Blender, PureRef, Google Drive, OBS
Character Design, Documentation, Modelling, Drivers, Weight Painting, Rigging













From The Sky
Create a playable scene from an unlit setting as a specified genre
Using a portion of the main floor from "What Remans of Edith Finch" made accessible by the developers, I was assigned the genre of Survival Horror.
The scene's narrative pays homage to Warner Brother's "The Iron Giant", with visuals, audio, and the hero prop focused on aspects of the Giant from the film. Growing up with this film, I took inspiration from the glimpse of horror presented in its finale, and wanted to challenge myself by placing that sensation within a survival horror atmosphere.
6 different camera angles move throughout the active scene which contains numerous visual and audio cues, timed to take place appropriately within every camera shot left untouched. However, players have the ability to navigate between cameras, play, pause, stop, reset, full screen and window the scene with the on-screen UI. Each environmental cue opperates independant from the cameras, allowing players to witness the scene unfold from different angles.



Each camera angle faces the direction of an important aspect of the scene. Most of the shots face in the direction of the "false moon", the only exceptions being camera 2, which focuses on a microwave suspiciously turned on before blowing out, and camera 3, which faces th front door as loud footsteps can be heard from outside. Neither of these angles ever truck in forward; they either stay or move towards a wall behind them or the ground below them, making the player feel cornered and small in comparison to the sights and sounds around them.
Each section of the environment is pronounced through lighting using varying colour schemes and techniques. The living room is cold blue with a single, bright light from the television as the main focus.

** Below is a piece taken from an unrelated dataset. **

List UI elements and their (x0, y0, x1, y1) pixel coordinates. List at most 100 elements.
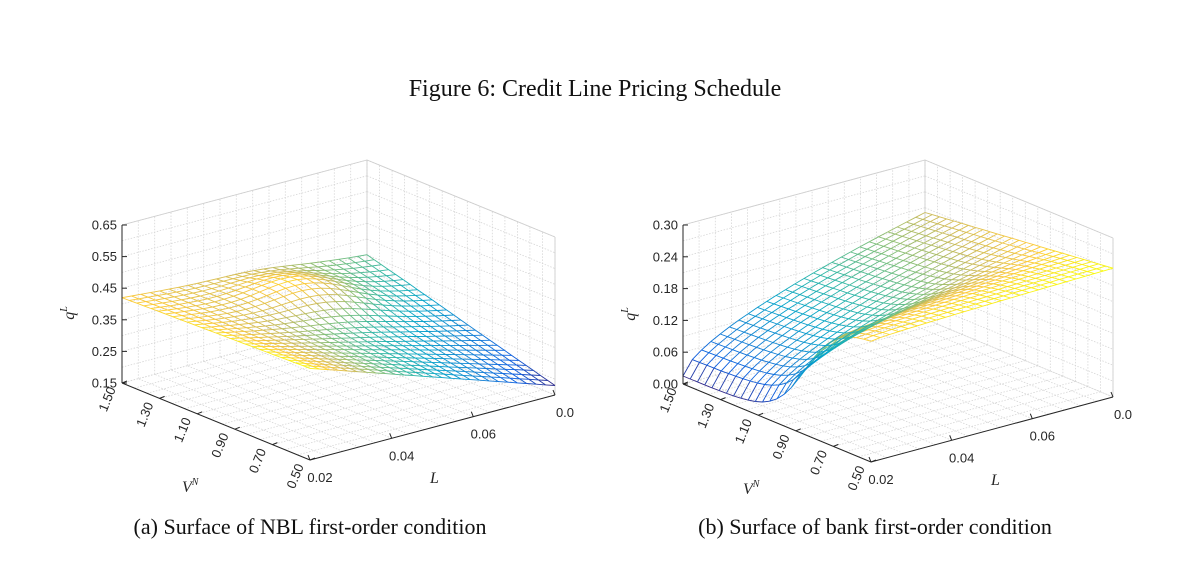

The kitchen is an unappetizing green with an uneven blend of candle and oven lighting. Upstairs is warm yet dim from a knocked over lamp as the would-be focus. The hallway, as a bridge between each room, is lit in a way that mixes the three, while the dining hall, unaffiliated with the hallway or any camera angle, remains in near complete darkness.
Unreal Engine 5
Direction, Production, UI, Programming, Lighting, Cinematography, Sound Design
Dropoff
Create and animate a crane, vehicle, and container
Started by creating a mood board to find a consistent tone and aesthetic, then plotted out orthographic views of each object using Adobe Illustrator. Modelled, UV mapped and rigged in Maya to be texured using Substance Painter. Ported into Unity for storyboarding/animatics before fully animating.
Model and rig created from scratch, animation was keyframed without defined physics, default textures in substance painter were heavily edited and modified.
I chose an aesthetic that could suggest a narrative by contrasting futuristic models with textures of varying scuff, grime, and an implied foreign technology that comes to life in the animation. I wanted to exaggerate the movements of the vehicle in order to give it character alongside the crane, providing more opportunities to animate the containers along with it.